Ella se quitó de inmediato y me dijo:
"Estás loca, las niñas solo pueden besar a los niños".

Fue entonces que supuse que jamás tendría la típica historia de amor de los cuentos que mi mamá solía leernos a Ailyn y a mí. Nunca me casaría, no tendría hijos, no tendría lo que "Todas las niñas de mi edad esperan tener cuando sea grandes".

Para mí buena suerte tuve más de lo que pensé a los 9 años, después de besar a lia.

Después de que Keylin le dijera a Victoria "ya te puedes casar" la idea se plantó en mi sin permiso.

Terminamos de comer, keylin y Wilmer subieron para atender a la pequeña Kathe.

Victoria y yo terminamos de recoger la cocina, y nos sentamos en el sillón para platicar que iba a pasar ahora que ya no trabaja en la universidad.

Keyla: ¿Qué piensas?
Victoria: Tengo una tristeza profunda, odio que todo esto haya pasado, no quiero ir a la universidad si tú no estarás ahí.
Keyla: También extrañaré verte durante mis clases, pero no voy a dejar que abandones la carrera.
Victoria: lo sé, debo prepararme porque sin duda un día quiero llegar a ser tan exitosa como tú amor.
Keyla: Y yo haré que suceda.
Victoria: Trabajaré los fines de semana, para sustentar todos mis gastos.
Keyla: No es necesario y lo sabes. Ya habías aceptado vivir conmigo, ¿ya no quieres?
Victoria: Si quiero, pero tengo miedo Key, con todo lo que ha pasado me he sentido frágil, no quiero ser un problema en tu vida.
Keyla: No digas tonterías, jamás serás un problema, al contrario no sabes lo feliz que me haría despertar a tu lado el resto de mi vida.
Victoria: Lo sé, también a mi me haría feliz.

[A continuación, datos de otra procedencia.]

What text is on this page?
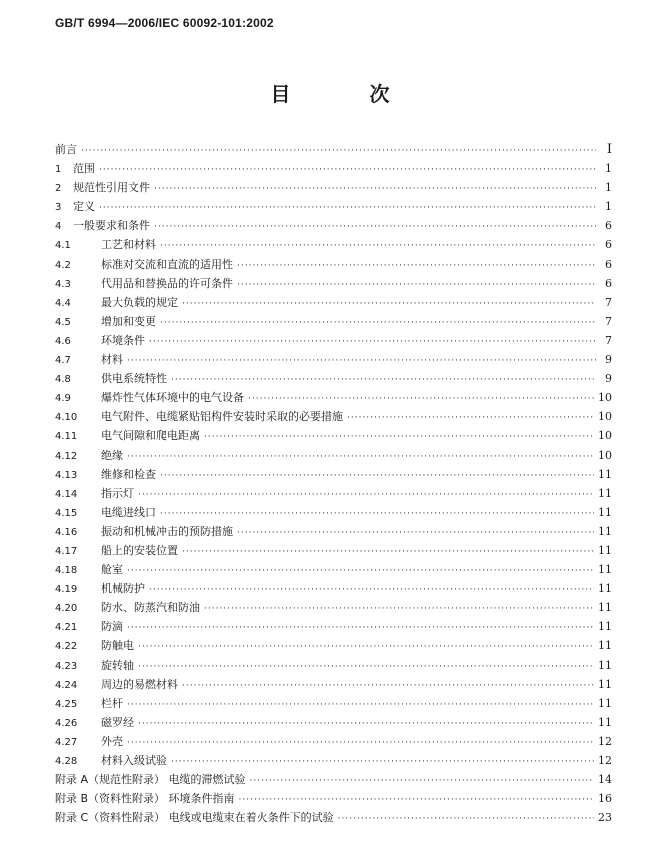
GB/T 6994—2006/IEC 60092-101:2002
目 次
前言 ·····	Ⅰ
1	范围 ·····	1
2	规范性引用文件 ·····	1
3	定义 ·····	1
4	一般要求和条件 ·····	6
4.1	工艺和材料 ·····	6
4.2	标准对交流和直流的适用性 ·····	6
4.3	代用品和替换品的许可条件 ·····	6
4.4	最大负载的规定 ·····	7
4.5	增加和变更 ·····	7
4.6	环境条件 ·····	7
4.7	材料 ·····	9
4.8	供电系统特性 ·····	9
4.9	爆炸性气体环境中的电气设备 ·····	10
4.10	电气附件、电缆紧贴铝构件安装时采取的必要措施 ·····	10
4.11	电气间隙和爬电距离 ·····	10
4.12	绝缘 ·····	10
4.13	维修和检查 ·····	11
4.14	指示灯 ·····	11
4.15	电缆进线口 ·····	11
4.16	振动和机械冲击的预防措施 ·····	11
4.17	船上的安装位置 ·····	11
4.18	舱室 ·····	11
4.19	机械防护 ·····	11
4.20	防水、防蒸汽和防油 ·····	11
4.21	防滴 ·····	11
4.22	防触电 ·····	11
4.23	旋转轴 ·····	11
4.24	周边的易燃材料 ·····	11
4.25	栏杆 ·····	11
4.26	磁罗经 ·····	11
4.27	外壳 ·····	12
4.28	材料入级试验 ·····	12
附录 A（规范性附录） 电缆的滞燃试验 ·····	14
附录 B（资料性附录） 环境条件指南 ·····	16
附录 C（资料性附录） 电线或电缆束在着火条件下的试验 ·····	23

Me acerqué a ella, acaricie su cara, puse su cabello detrás de su oreja, me acerqué a sus labios sin besarla y sentí como su cuerpo se erizo por completo, comencé a besarla lento, dulce, pase de su boca a su cuello mientras mis manos acariciaban sus brazos y espalda; sentí como su respiración comenzó a agitarse, su corazón a latir más rápido, bajé una mano a su abdomen, despacio desabroché su pantalón y fui bajando lentamente hasta llegar a donde ya se encontraba húmedo por la excitación.

Victoria: amor, hazlo. -dijo entre gemidos pequeños y con un poco de falta de aliento-
Keyla: ¿subimos? -dije en su odio mientras con mi lengua jugaba en su cuello-
Victoria: hazlo aquí. -suplicó-
Keyla: bien.

Sin pensarlo dos veces la guíe a la alfombra frente al sillón, me deshice de su pantalón, y de su blusa, bese cada parte de su cuerpo hasta llegar a su entre pierna comencé dejando besos mientras Victoria tomaba mi cabello haciéndome pegar más a ella, al mismo tiempo que realizaba movimientos uniformes con su cadera haciendo más fácil que sintiera placer, subí hasta su pecho dejando un rastro con mi lengua, llegué a sus labios la bese, la levante y le pedí que se pusiera boca abajo, ella sin pensarlo acepto, me deshice de toda su ropa interior de encaje, me quité la ropa; pegué mi cuerpo al de ella, introduje 2 de mis dedos en ella, mientras que la otra mano jugaba con sus pechos, Victoria no paraba de jadear, y yo con ella, sin más con un pequeño gemido que inundó la casa entera, Victoria terminó en mis dedos y yo con ella. Nos recostamos para recuperar el aliento, sin decir nada Victoria solo se acercó a mí recargando su cabeza en mi pecho y mientras me acariciaba dijo

Victoria: "Quiero estar contigo siempre Keyla"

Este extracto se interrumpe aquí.